Se mezcló por entonces en la agitación revolucionaria de la juventud rusa. En 1849 fue detenido y sentenciado a muerte; pero le llegó el indulto cuando se hallaba ya ante el piquete de ejecución y le fue conmutada la pena por cuatro años de trabajos forzados en el penal de Omsk, a lo que siguieron seis de confinamiento en Asia Central. Los Recuerdos de la casa de los muertos, escritos durante este período, son una obra maestra.

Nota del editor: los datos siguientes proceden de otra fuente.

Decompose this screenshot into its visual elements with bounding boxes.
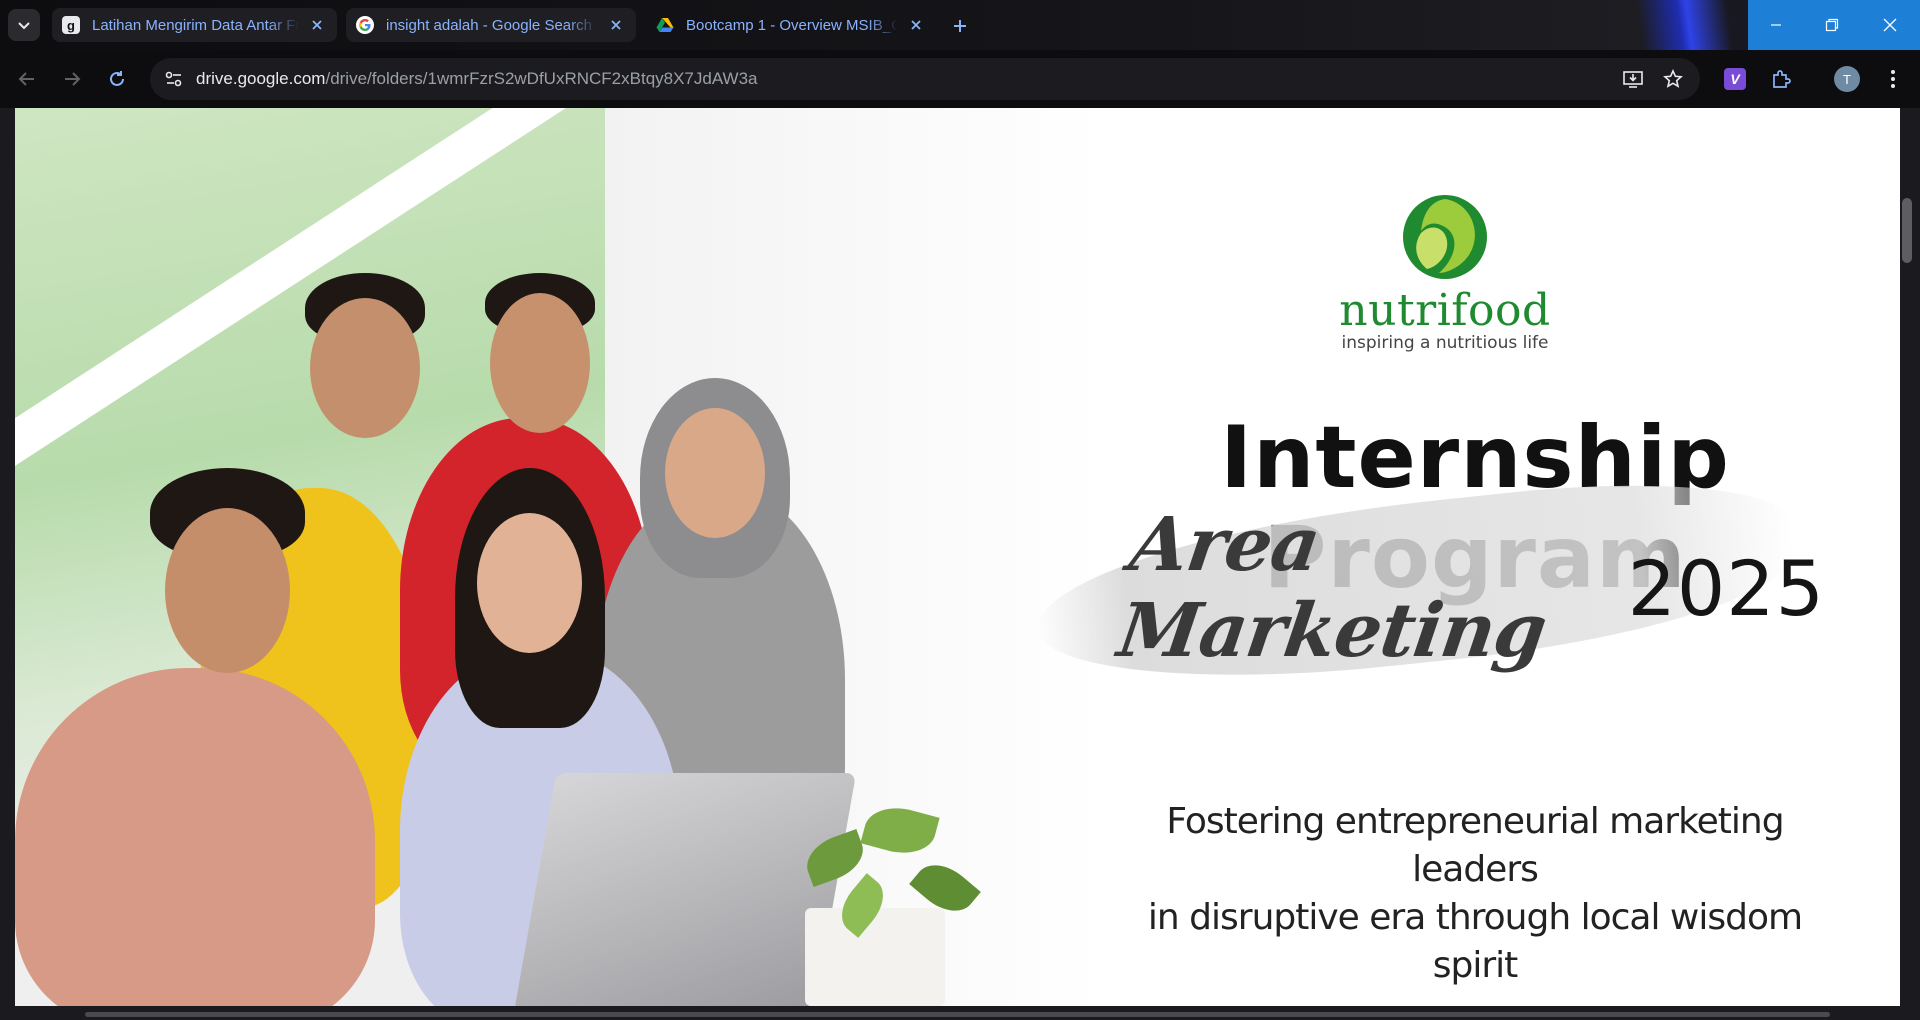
tagline-line-2: in disruptive era through local wisdom s…	[1147, 897, 1803, 986]
person-peach-shirt	[15, 668, 375, 1006]
person-face	[310, 298, 420, 438]
site-info-icon[interactable]	[160, 65, 188, 93]
banner-tagline: Fostering entrepreneurial marketing lead…	[1115, 798, 1835, 990]
minimize-button[interactable]	[1748, 0, 1804, 50]
url-host: drive.google.com	[196, 69, 326, 88]
bookmark-star-icon[interactable]	[1660, 66, 1686, 92]
person-face	[165, 508, 290, 673]
logo-tagline: inspiring a nutritious life	[1341, 333, 1549, 353]
horizontal-scrollbar-thumb[interactable]	[85, 1012, 1830, 1017]
extension-v-badge: V	[1724, 68, 1746, 90]
tab-title: Bootcamp 1 - Overview MSIB_C	[686, 16, 898, 34]
reload-icon	[110, 71, 124, 86]
nutrifood-leaf-icon	[1401, 193, 1489, 281]
tab-title: insight adalah - Google Search	[386, 16, 592, 34]
team-photo	[15, 108, 1105, 1006]
tab-strip: g Latihan Mengirim Data Antar Fr insight…	[0, 0, 1920, 58]
tab-latihan[interactable]: g Latihan Mengirim Data Antar Fr	[52, 8, 337, 42]
restore-button[interactable]	[1804, 0, 1860, 50]
plus-icon	[954, 20, 966, 32]
restore-icon	[1825, 18, 1839, 32]
close-window-button[interactable]	[1860, 0, 1920, 50]
avatar: T	[1834, 66, 1860, 92]
address-bar[interactable]: drive.google.com/drive/folders/1wmrFzrS2…	[150, 58, 1700, 100]
internship-banner-image: nutrifood inspiring a nutritious life In…	[15, 108, 1900, 1006]
person-face	[665, 408, 765, 538]
tab-search-button[interactable]	[8, 9, 40, 41]
extension-v-icon[interactable]: V	[1720, 64, 1750, 94]
arrow-left-icon	[18, 72, 34, 86]
plant-pot	[805, 908, 945, 1006]
reload-button[interactable]	[102, 64, 132, 94]
url-path: /drive/folders/1wmrFzrS2wDfUxRNCF2xBtqy8…	[325, 69, 758, 88]
program-year: 2025	[1627, 543, 1825, 633]
install-app-icon[interactable]	[1620, 66, 1646, 92]
browser-toolbar: drive.google.com/drive/folders/1wmrFzrS2…	[0, 50, 1920, 108]
chevron-down-icon	[18, 22, 30, 30]
vertical-scrollbar-thumb[interactable]	[1902, 198, 1912, 263]
nutrifood-logo: nutrifood inspiring a nutritious life	[1335, 193, 1555, 353]
close-icon	[1883, 18, 1897, 32]
google-drive-icon	[656, 16, 674, 34]
menu-kebab-icon[interactable]	[1878, 64, 1908, 94]
page-viewport: nutrifood inspiring a nutritious life In…	[0, 108, 1920, 1020]
minimize-icon	[1771, 24, 1781, 26]
url-text: drive.google.com/drive/folders/1wmrFzrS2…	[196, 69, 758, 89]
tagline-line-1: Fostering entrepreneurial marketing lead…	[1166, 801, 1784, 890]
new-tab-button[interactable]	[946, 12, 974, 40]
profile-button[interactable]: T	[1832, 64, 1862, 94]
person-face	[490, 293, 590, 433]
g-badge-icon: g	[62, 16, 80, 34]
forward-button[interactable]	[57, 64, 87, 94]
google-icon	[356, 16, 374, 34]
back-button[interactable]	[12, 64, 42, 94]
tab-google-search[interactable]: insight adalah - Google Search	[346, 8, 636, 42]
tab-bootcamp-drive[interactable]: Bootcamp 1 - Overview MSIB_C	[646, 8, 936, 42]
close-icon[interactable]	[606, 15, 626, 35]
area-marketing-script: Area Marketing	[1112, 502, 1552, 674]
close-icon[interactable]	[906, 15, 926, 35]
extensions-puzzle-icon[interactable]	[1766, 64, 1796, 94]
close-icon[interactable]	[307, 15, 327, 35]
area-marketing-line: Area Marketing 2025	[1113, 502, 1825, 674]
arrow-right-icon	[65, 72, 81, 86]
tab-title: Latihan Mengirim Data Antar Fr	[92, 16, 299, 34]
logo-wordmark: nutrifood	[1339, 285, 1551, 336]
person-face	[477, 513, 582, 653]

De regreso a San Petersburgo en 1859 ya nadie se acordaba de sus libros y tuvo que recomenzar su carrera. Sus tendencias místicas y su extrema religiosidad le indujeron a romper con el socialismo, pero no con lo social, ni con los oprimidos. Fundó con su hermano la revista Vremia (El Tiempo) que fue clausurada por las autoridades que la consideraron subversiva.

En estos años sus obras no tuvieron una calidad relevante: El pueblo de Stépanchikovo y sus moradores (1859), Humillados y Ofendidos (reconocida posteriormente) y Memorias del subsuelo (1864), así como numerosos artículos de crítica literaria.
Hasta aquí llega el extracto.